School committee member Priscilla Sylvia offered a dire assessment of the current administration building. “It is an absolute disaster,” Ms. Sylvia said. “I expect the sides to fall out any day. We had engineering studies done, they warned us to move all the file cabinets to the outer wall, they’re afraid the floor will fall through.”
Also on the warrant is an article reinstating the $1,500 stipend for the town’s tree warden, which was eliminated along with stipends for several other positions when the town faced a financial crisis.
While a majority of the board supports the move, others pointed out that there is no plan to reinstate all the stipends, or create new stipends for town positions that never had them.
“I see a lot of volunteer committee members working very, very hard,” chairman Kathy Burton said. “I don’t know if I want to jump back into what we had before.”
Selectman Gail Barmakian questioned an article submitted by the zoning board of appeals (ZBA) to allow development by special permit in coastal zones and wetlands.
“One of my concerns is it gives the ZBA the power to give a special permit for dredging or filling,” she said. “It allows for a special permit to add to buildings in the shore zone.” Ms. Barmakian, who is also a wastewater commissioner, said that the commission, as well as the conservation commission, is considering regulation that would further restrict development in those zones. She questioned whether the changes would conflict with state and federal regulations.
Voters will also decide whether to prohibit consumption of medical marijuana in public, and whether to declare a moratorium on medical marijuana dispensaries, at least until the state issues regulations governing who can use, grow, or sell the drug under the new state law that took effect January 1.
Selectmen unanimously approved the warrant, noting that they do not necessarily support all the questions, but want voters to decide the issues on town meeting floor.
Two proposed articles that will not be included on the warrant were submitted by Dukes County, to appropriate $14,148 for the county Integrated Pest Management program and $58,840 for the county Health Care Access Program.
Mr.
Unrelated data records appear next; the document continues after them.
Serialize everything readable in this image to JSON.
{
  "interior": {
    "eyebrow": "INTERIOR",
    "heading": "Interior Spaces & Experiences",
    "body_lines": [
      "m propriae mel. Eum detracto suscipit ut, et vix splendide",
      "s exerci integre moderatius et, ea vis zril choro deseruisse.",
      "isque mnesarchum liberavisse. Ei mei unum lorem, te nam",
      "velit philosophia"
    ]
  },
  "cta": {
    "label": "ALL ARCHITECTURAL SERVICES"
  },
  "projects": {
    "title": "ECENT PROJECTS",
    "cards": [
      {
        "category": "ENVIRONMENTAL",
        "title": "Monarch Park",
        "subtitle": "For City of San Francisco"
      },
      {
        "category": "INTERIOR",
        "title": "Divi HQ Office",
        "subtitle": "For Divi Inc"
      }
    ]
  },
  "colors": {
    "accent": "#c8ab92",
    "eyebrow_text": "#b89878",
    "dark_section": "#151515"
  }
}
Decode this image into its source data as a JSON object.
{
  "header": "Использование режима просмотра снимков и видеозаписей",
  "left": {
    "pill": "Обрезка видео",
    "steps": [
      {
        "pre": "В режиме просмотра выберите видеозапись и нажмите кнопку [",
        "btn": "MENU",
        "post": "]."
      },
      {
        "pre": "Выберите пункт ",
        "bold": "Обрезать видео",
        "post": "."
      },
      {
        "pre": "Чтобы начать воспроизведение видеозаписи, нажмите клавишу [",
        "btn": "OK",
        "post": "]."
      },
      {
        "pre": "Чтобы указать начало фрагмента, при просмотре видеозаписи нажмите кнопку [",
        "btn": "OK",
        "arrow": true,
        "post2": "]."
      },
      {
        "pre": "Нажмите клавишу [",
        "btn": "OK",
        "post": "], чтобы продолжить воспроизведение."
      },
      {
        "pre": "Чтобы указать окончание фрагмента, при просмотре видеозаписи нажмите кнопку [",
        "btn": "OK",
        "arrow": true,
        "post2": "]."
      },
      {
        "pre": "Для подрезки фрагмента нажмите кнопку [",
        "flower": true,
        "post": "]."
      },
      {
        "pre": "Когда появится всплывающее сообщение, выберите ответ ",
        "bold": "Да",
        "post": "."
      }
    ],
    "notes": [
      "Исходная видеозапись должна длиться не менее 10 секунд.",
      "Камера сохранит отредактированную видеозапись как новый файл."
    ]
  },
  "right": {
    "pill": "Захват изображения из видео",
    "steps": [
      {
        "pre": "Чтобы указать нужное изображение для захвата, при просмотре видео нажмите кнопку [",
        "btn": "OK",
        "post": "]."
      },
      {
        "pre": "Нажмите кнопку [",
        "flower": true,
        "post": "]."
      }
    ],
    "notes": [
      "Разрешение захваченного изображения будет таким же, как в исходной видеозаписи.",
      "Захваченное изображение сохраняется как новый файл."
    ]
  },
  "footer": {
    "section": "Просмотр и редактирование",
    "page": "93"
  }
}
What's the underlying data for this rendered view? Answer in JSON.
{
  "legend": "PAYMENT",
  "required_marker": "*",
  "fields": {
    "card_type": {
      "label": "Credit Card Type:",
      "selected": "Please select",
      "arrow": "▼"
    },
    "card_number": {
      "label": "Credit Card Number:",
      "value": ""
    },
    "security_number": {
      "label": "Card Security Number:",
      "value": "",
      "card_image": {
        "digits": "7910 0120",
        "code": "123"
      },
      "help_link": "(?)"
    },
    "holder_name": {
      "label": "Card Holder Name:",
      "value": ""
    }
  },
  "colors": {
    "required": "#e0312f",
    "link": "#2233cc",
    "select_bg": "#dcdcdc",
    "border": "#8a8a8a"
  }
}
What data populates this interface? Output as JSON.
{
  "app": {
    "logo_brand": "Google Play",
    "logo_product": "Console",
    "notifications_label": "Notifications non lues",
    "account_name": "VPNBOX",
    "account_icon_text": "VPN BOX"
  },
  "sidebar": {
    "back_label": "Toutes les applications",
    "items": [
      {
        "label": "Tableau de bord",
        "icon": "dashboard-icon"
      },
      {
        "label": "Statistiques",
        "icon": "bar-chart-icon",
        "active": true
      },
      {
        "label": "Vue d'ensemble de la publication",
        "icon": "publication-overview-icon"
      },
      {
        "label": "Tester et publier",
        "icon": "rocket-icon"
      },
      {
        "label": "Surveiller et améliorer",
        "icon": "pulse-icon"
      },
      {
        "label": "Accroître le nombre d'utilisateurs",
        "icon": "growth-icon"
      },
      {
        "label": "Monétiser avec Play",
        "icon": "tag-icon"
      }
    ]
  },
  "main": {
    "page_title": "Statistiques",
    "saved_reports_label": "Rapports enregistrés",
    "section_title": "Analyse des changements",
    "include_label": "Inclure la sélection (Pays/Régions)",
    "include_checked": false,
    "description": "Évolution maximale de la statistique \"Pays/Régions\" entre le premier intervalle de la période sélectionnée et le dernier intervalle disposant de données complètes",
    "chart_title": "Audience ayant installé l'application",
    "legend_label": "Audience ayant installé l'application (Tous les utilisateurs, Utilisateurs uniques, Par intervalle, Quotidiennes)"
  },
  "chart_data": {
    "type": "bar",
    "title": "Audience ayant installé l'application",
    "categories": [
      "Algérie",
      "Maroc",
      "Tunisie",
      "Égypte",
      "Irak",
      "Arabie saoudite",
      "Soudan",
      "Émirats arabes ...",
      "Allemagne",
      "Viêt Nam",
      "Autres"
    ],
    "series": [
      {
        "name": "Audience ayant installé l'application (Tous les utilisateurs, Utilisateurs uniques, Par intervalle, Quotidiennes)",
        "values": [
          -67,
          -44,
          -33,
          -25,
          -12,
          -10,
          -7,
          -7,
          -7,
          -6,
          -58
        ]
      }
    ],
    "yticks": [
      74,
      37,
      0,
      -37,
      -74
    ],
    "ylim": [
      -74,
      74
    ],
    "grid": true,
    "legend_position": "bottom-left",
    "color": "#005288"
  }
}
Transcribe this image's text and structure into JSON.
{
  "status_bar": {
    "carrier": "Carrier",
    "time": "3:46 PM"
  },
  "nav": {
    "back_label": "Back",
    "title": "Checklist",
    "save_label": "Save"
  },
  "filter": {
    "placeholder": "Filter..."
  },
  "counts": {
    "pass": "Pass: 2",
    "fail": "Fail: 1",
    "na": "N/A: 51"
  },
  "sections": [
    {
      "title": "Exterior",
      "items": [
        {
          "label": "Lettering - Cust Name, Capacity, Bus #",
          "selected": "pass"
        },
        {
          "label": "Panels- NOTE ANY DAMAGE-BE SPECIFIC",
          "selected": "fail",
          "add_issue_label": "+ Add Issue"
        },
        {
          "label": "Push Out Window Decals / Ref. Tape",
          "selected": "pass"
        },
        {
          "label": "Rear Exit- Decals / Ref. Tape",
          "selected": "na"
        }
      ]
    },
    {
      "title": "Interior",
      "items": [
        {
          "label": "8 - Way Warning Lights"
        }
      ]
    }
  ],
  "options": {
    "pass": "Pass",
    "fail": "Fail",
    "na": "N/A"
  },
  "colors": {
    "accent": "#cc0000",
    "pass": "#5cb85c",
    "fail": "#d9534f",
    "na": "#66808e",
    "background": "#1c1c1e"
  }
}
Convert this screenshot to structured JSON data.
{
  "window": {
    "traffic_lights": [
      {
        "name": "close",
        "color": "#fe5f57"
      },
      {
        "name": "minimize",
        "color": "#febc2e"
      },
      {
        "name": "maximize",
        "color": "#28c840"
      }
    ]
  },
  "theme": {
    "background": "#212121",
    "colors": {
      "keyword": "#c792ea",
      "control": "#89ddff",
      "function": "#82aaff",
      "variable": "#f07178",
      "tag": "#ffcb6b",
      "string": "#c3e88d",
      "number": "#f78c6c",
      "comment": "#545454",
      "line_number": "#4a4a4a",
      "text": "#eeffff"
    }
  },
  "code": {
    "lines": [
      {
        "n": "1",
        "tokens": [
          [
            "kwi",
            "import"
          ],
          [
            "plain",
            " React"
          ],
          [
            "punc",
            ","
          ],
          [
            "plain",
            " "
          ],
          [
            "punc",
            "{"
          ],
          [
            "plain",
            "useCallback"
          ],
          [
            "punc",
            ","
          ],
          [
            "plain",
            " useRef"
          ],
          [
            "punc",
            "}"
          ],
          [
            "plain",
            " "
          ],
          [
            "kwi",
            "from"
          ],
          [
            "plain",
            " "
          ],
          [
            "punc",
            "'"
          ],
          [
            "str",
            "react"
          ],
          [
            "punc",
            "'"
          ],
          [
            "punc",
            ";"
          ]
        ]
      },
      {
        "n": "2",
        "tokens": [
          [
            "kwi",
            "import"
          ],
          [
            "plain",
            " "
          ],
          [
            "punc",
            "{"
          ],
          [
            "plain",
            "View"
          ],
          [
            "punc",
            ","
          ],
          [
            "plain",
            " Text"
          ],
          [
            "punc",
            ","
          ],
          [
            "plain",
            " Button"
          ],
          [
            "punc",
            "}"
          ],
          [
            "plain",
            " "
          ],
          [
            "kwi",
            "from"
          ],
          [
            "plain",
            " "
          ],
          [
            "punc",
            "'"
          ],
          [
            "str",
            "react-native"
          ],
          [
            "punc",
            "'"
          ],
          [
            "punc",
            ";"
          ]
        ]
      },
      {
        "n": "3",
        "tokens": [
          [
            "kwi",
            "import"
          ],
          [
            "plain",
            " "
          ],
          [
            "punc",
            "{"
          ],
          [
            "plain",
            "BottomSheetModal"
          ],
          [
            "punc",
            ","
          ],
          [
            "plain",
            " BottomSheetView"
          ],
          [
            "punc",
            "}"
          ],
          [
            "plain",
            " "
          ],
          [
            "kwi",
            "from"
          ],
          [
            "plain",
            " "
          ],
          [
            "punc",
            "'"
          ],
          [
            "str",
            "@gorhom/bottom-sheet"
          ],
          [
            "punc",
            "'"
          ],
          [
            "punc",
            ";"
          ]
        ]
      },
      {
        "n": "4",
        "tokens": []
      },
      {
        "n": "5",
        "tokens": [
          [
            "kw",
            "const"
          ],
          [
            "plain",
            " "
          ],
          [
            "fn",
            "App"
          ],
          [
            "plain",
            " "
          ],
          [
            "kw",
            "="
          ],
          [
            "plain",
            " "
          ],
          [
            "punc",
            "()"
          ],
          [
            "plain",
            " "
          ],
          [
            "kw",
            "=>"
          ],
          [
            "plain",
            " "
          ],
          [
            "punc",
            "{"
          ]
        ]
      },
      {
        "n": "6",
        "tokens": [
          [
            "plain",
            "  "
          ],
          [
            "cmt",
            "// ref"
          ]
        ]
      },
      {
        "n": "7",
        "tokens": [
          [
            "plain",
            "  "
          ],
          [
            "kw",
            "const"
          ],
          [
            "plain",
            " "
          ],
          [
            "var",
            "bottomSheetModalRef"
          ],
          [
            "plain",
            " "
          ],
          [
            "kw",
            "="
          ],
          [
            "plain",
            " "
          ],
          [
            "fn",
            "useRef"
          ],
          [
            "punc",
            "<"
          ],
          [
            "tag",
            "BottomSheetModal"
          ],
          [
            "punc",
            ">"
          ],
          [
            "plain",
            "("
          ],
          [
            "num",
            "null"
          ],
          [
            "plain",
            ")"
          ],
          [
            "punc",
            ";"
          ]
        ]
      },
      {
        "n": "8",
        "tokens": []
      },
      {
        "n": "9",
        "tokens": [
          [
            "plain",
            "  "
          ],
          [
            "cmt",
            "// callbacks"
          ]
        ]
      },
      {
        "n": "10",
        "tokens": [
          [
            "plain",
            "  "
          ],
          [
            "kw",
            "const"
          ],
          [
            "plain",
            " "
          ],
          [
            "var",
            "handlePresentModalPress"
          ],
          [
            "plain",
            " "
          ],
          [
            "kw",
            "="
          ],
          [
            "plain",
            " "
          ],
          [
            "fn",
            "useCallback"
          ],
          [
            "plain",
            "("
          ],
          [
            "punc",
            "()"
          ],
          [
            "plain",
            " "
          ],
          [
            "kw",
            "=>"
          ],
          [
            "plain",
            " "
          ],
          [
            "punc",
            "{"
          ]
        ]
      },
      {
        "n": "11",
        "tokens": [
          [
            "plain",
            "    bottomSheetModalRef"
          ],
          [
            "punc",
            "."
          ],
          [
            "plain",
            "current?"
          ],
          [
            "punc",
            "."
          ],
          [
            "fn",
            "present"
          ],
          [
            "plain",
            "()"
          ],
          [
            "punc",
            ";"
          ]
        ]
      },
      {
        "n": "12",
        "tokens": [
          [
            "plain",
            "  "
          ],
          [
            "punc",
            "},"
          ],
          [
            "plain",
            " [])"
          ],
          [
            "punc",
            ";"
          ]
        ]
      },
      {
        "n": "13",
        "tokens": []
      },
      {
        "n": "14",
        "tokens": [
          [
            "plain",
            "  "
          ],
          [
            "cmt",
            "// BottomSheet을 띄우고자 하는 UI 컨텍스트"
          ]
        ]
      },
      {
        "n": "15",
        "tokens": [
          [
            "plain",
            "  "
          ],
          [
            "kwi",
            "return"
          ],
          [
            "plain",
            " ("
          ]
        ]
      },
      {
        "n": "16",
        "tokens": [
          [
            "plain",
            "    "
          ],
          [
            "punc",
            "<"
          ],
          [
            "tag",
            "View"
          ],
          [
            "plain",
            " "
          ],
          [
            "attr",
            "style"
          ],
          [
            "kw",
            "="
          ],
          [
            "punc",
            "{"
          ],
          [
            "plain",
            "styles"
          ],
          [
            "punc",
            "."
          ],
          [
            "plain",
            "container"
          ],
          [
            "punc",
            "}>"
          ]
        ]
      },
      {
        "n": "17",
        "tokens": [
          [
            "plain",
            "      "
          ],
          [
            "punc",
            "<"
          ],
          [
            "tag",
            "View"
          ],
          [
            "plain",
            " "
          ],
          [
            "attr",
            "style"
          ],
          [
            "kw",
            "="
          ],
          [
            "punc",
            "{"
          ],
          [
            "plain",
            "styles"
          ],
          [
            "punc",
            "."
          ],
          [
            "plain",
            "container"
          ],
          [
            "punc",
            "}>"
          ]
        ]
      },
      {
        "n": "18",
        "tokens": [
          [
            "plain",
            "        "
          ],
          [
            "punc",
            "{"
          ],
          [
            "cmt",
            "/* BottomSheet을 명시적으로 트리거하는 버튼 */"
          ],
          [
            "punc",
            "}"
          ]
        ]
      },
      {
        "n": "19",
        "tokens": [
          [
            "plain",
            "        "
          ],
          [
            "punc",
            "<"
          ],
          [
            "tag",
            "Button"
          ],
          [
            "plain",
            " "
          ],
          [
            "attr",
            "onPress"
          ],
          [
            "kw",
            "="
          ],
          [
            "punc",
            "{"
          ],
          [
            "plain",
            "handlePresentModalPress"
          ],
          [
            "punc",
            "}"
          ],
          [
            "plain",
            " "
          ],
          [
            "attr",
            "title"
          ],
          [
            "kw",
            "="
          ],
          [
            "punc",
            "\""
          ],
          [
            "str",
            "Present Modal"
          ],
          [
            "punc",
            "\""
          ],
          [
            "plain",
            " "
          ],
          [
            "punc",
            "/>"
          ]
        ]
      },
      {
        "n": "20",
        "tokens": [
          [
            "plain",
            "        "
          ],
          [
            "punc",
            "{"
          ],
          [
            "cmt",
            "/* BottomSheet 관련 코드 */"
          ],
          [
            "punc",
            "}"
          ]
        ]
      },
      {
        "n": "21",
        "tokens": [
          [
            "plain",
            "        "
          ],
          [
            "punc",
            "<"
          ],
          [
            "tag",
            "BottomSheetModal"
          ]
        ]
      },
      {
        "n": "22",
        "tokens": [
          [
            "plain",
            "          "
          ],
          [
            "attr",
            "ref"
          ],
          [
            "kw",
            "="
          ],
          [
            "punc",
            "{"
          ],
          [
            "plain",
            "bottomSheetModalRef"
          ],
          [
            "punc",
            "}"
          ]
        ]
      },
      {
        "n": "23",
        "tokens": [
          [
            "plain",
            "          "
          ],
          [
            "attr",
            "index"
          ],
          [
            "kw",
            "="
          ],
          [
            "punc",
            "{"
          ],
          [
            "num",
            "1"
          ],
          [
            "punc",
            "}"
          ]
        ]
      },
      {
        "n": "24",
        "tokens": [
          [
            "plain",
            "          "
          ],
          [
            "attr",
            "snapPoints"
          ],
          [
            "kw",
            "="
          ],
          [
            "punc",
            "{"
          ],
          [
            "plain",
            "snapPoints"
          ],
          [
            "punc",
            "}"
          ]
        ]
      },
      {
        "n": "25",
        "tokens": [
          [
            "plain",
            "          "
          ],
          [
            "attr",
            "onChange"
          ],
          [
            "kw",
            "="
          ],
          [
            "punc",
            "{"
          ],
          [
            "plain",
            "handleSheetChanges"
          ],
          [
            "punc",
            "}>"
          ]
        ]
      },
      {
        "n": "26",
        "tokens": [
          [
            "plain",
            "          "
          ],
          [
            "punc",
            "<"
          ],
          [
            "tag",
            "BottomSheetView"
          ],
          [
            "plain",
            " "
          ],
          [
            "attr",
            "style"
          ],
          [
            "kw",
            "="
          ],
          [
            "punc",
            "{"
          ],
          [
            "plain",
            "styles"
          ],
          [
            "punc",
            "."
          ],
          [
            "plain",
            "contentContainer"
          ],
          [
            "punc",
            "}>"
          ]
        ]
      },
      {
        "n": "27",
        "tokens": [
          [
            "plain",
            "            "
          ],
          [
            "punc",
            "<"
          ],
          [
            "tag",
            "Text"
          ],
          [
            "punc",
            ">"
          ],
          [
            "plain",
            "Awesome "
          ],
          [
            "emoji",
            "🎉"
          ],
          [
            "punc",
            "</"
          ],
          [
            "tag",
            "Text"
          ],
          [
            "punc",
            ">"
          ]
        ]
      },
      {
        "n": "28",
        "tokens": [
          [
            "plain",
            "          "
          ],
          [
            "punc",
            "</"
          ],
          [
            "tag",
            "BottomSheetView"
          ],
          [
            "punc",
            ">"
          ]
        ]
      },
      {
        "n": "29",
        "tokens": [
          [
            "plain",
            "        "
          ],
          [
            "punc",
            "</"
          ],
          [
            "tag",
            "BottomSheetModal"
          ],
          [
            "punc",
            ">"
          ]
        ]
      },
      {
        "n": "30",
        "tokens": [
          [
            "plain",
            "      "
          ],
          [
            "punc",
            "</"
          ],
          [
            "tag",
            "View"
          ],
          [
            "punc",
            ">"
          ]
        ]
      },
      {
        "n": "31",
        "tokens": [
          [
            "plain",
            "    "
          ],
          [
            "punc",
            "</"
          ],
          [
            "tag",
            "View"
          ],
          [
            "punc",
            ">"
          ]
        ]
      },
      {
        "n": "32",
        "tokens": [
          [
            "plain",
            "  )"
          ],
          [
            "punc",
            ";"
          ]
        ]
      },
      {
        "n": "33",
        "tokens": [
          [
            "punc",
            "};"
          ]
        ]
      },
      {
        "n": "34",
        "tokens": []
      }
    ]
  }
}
Whritenour said the amounts are included in the town operating budget, subject to voter approval, but the selectmen are not obligated to spend the appropriation, until they sign an intermunicipal agreement on terms acceptable to them.
“It is my view that these intermunicipal agreements are best reviewed at the board of selectmen level,” Mr. Whritenour said.
In other action, the board voted to approve a land management agreement that gives the Martha’s Vineyard Land Bank responsibility to maintain a trail between Barnes Road and County Road. Known as Old Holmes Hole Road, the trail was once the thoroughfare between Edgartown and Vineyard Haven, prior to construction of the state highway that now connects the two towns. Selectmen made their approval subject to review by the town’s lawyer.
Highway superintendent Richard Combra Jr. told the board that LED street lights are installed and operational in the area at the foot of Circuit Avenue, and along a stretch of Wing Road near the Oak Bluffs School. He invited comment from the public, including comments on the town’s website.
“Keep in mind that the lights that are up are very energy efficient,” Mr. Combra said. “They are going to cut our electric bill by at least half. It’s a different light, it’s a more sharp white light. The old light had an amber, yellow, softer light.”
The Cape Light Compact installed the lights as a trial at no charge, and if the town approves, will replace all of the town’s street lights at no cost.
Ms. Barmakian said she had received a few negative comments about the new lights. Mr. Combra said they can be shielded or adjusted if needed.
“LED lighting is the wave of the future,” he said. “At some point (the current) lights won’t even be available any more. We’re looking at an opportunity to switch those lights out at no cost.”